We could think of the brain's implementation as the sum of its internal and external interfaces, but how the hell would we model that without involving unreasonable error margins?
I believe the source of your disappointment is a matter of overall expectation about what AI research is intended for. The objective of AI is not to create intelligent beings, it's to model and create programs that solve narrowly predefined problems. AI as a field is not at all identical to AGI (=artificial general intelligence). Whenever you're talking about brains or things like "common sense", that's AGI. Over the years AI research has produced many good models for single components of our mental subsystems though. But researchers have not actually concerned themselves with AGI until very recently.

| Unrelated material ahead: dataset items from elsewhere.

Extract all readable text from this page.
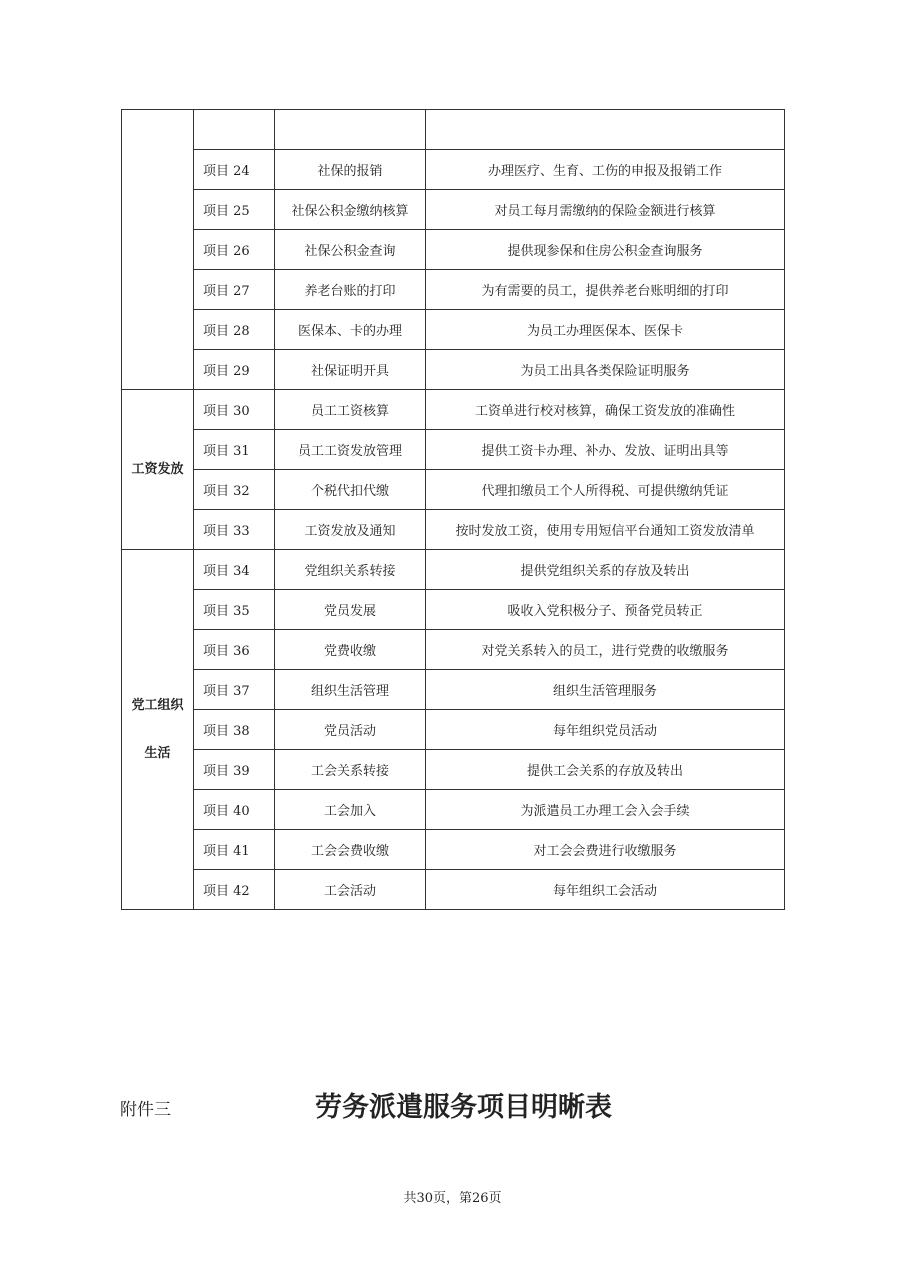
	项目 24	社保的报销	办理医疗、生育、工伤的申报及报销工作
	项目 25	社保公积金缴纳核算	对员工每月需缴纳的保险金额进行核算
	项目 26	社保公积金查询	提供现参保和住房公积金查询服务
	项目 27	养老台账的打印	为有需要的员工，提供养老台账明细的打印
	项目 28	医保本、卡的办理	为员工办理医保本、医保卡
	项目 29	社保证明开具	为员工出具各类保险证明服务

工资发放	项目 30	员工工资核算	工资单进行校对核算，确保工资发放的准确性
	项目 31	员工工资发放管理	提供工资卡办理、补办、发放、证明出具等
	项目 32	个税代扣代缴	代理扣缴员工个人所得税、可提供缴纳凭证
	项目 33	工资发放及通知	按时发放工资，使用专用短信平台通知工资发放清单

党工组织
生活	项目 34	党组织关系转接	提供党组织关系的存放及转出
	项目 35	党员发展	吸收入党积极分子、预备党员转正
	项目 36	党费收缴	对党关系转入的员工，进行党费的收缴服务
	项目 37	组织生活管理	组织生活管理服务
	项目 38	党员活动	每年组织党员活动
	项目 39	工会关系转接	提供工会关系的存放及转出
	项目 40	工会加入	为派遣员工办理工会入会手续
	项目 41	工会会费收缴	对工会会费进行收缴服务
	项目 42	工会活动	每年组织工会活动
附件三	劳务派遣服务项目明晰表
共30页，第26页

http://dl.dropbox.com/u/5137/pdf-link/StanfordAI-UnitOne.pdf
Do you think you will be doing this more?
I would be incredibly appreciative if you were to set up a mailing list! :D
It's only an idea ;)
'Ooops
Our servers are off having a quick coffee break. Wait a second and refresh the page. If you still get this message, we apologize and ask that you try again a little later.'
EDIT: It seems that it isn't just that and the site is just flaky (overloaded, I guess).
Update: Now the videos are saying I need Flash 9 (intro previously worked). Bizarre. I just went to youtube to watch the videos, unfortunately they are not organized well or queued so searching for them is a pain.
This page at least has them all easily accessible: http://www.youtube.com/user/knowitvideos#p/u
Regarding the lecture notes - is there a wiki where we can all contribute to? Earlier today, the google doc was complaining about too many people editing the document.